Compiled By NAN Staff Writer

News Americas, NEW YORK, NY, Thurs. June 24, 2022: In 1912, Caribbean immigrant Egbert Ethelred Brown made history when he was ordained as the first black Unitarian minister in the United States.

Reverend Brown was born in Falmouth, Jamaica and after his ordination, returned to his native island and began work towards establishing Unitarianism among blacks in Jamaica. He spent two years in Montego Bay (1912-14) and six (1914-20) in Kingston trying to make that vision come true, but financial and church problems forced the family to relocate to the United States in 1920.

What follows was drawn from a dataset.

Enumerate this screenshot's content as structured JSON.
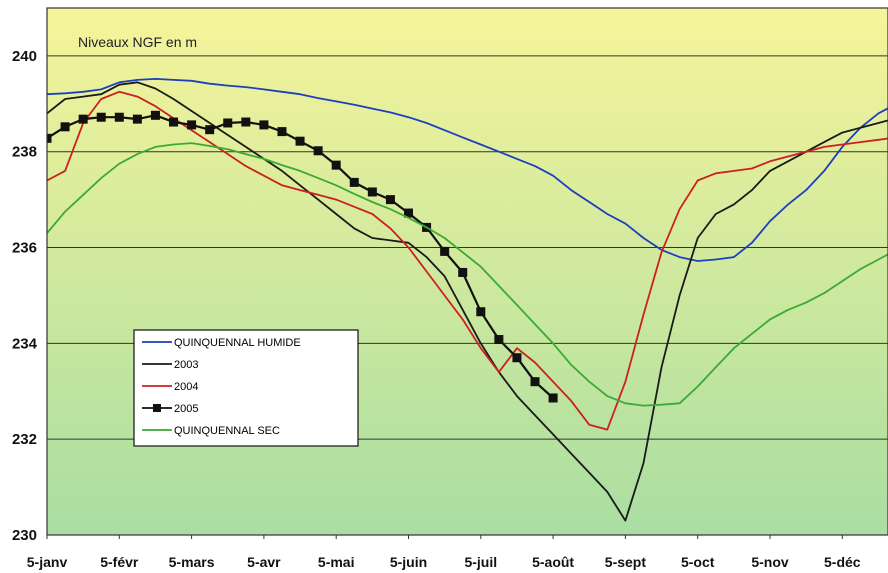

Arriving in New York City in 1920, Brown founded the Harlem Community Church, organized “in honor of John Haynes Holmes, the only ministerial friend [in] those early days,” and services were held at 149 West 136th Steet. In 1928 Brown changed the name of the church to the Hubert Harrison Memorial Church (A Temple and a Forum), in honor of the late orator and writer from the then-Dutch West Indies. Harrison, like Brown, was dedicated to his work to the exclusion (and detriment) of all else, and died in 1927 at age 44. The name of the church was again changed in 1937 to The Harlem Unitarian Church.

Brown was also active in the political affairs of his community. He was a founder and the first president of the Montego Bay Literary and Debating Society in Jamaica, and helped organize the Negro Progressive Association and the Liberal Association in Kingston, both of which were geared toward civil and economic rights for blacks. In 1919 the Journal of Negro History, published Brown’s “Labor Conditions in Jamaica Prior to 1917,” in which Brown decried the cruel hours and low wages of black workers on his native island.

In 1936 Brown became first Secretary of the Jamaica Progressive League and, in 1938 he represented the League before the West Indies Royal Commission, which convened in Jamaica to review the feasibility of independence for the island nation. In I952, Norman Manley, Prime Minister of Jamaica, invited Brown “home” as a guest of the People’s National Party, of which Brown was chief fundraiser in the United States. He died in 1956.